Interestingly, there are studies that have shown that carbonated drinks can make you drunk faster.

For example, a group in Manchester UK tested how fast alcohol is absorbed in 21 volunteers. They found that 14 out of 21 subjects absorbed alcohol with the carbonated mixer at a faster rate, with 7 subjects showing either no change or a decrease in rate. Therefore, the results were conflicting. (5)

In another study with 12 volunteers, they also found that champagne absorption was speedier and supported the idea that carbonated drinks make you drunk faster. However, they go on to emphasize that their study is very small and they don’t know why carbonation speeds up absorption.(6)

Aside from these two studies, there are very limited credible research studies that have looked into whether carbonated drinks make you drunk faster.

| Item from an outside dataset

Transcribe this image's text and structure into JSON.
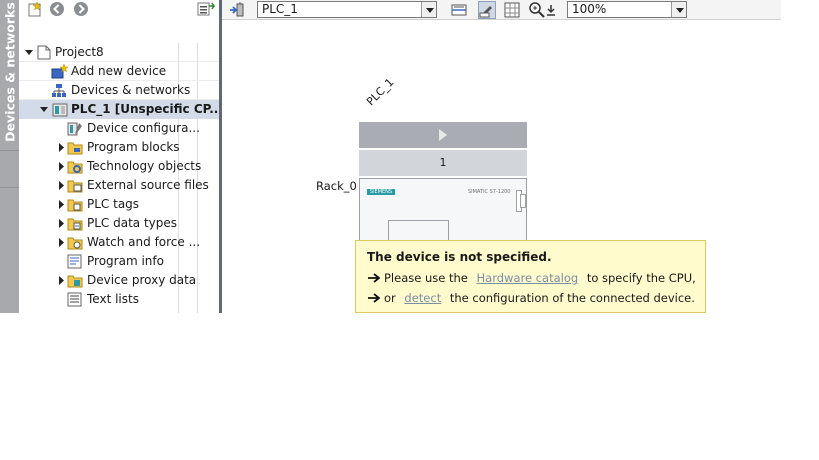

In summary: There is popular belief that carbonated alcoholic drinks make you drunk faster. However, there is very little in the way of research studies to prove this. That said, there are a couple of studies (albeit small) that have shown that carbonated drinks speed up alcohol absorption.

How do carbonated drinks make you drunk faster?

Although there is some evidence to say that carbonated drinks make you drunk faster, the research studies mentioned above don’t know how it does.

There’s a suggestion that carbonated drinks push alcohol from your stomach to your small intestine faster. And, alcohol is absorbed faster in the small intestine than in the stomach.

However, no one has proven this to be true.

Anything else to consider?

If carbonated drinks were to get you drunk faster, it could have implications for your hangovers. The reason is, big spikes in blood alcohol concentration followed by crashes can wreak havoc on your insides. This is especially the case on your endocrine system which controls the release of hormones that keep your body in sync.(7)

Another thing to consider is that carbonated drinks can make you feel more uncomfortable because of bloating. You can read more about this in our article on bloating after drinking alcohol.

Alcohol’s pleasurable effects are experienced when it’s absorbed at a slower rate. It also gives your liver a chance to metabolize it and, therefore, reduces the risk of you waking up with a hangover.

Do carbonated drinks make you drunk faster? – Final verdict

That brings us to the end of our look at whether or not carbonated drinks make you drunk faster or not.

There are a couple of small-scale studies that have shown that fizzy drinks, meaning either spirit with a carbonated mixer or champagne can make you drunk faster.

That said, in one of the studies, the opposite results were found.

In summary, it’s still not fully proven whether carbonated drinks make you drunk faster, and therefore more research needs to be done.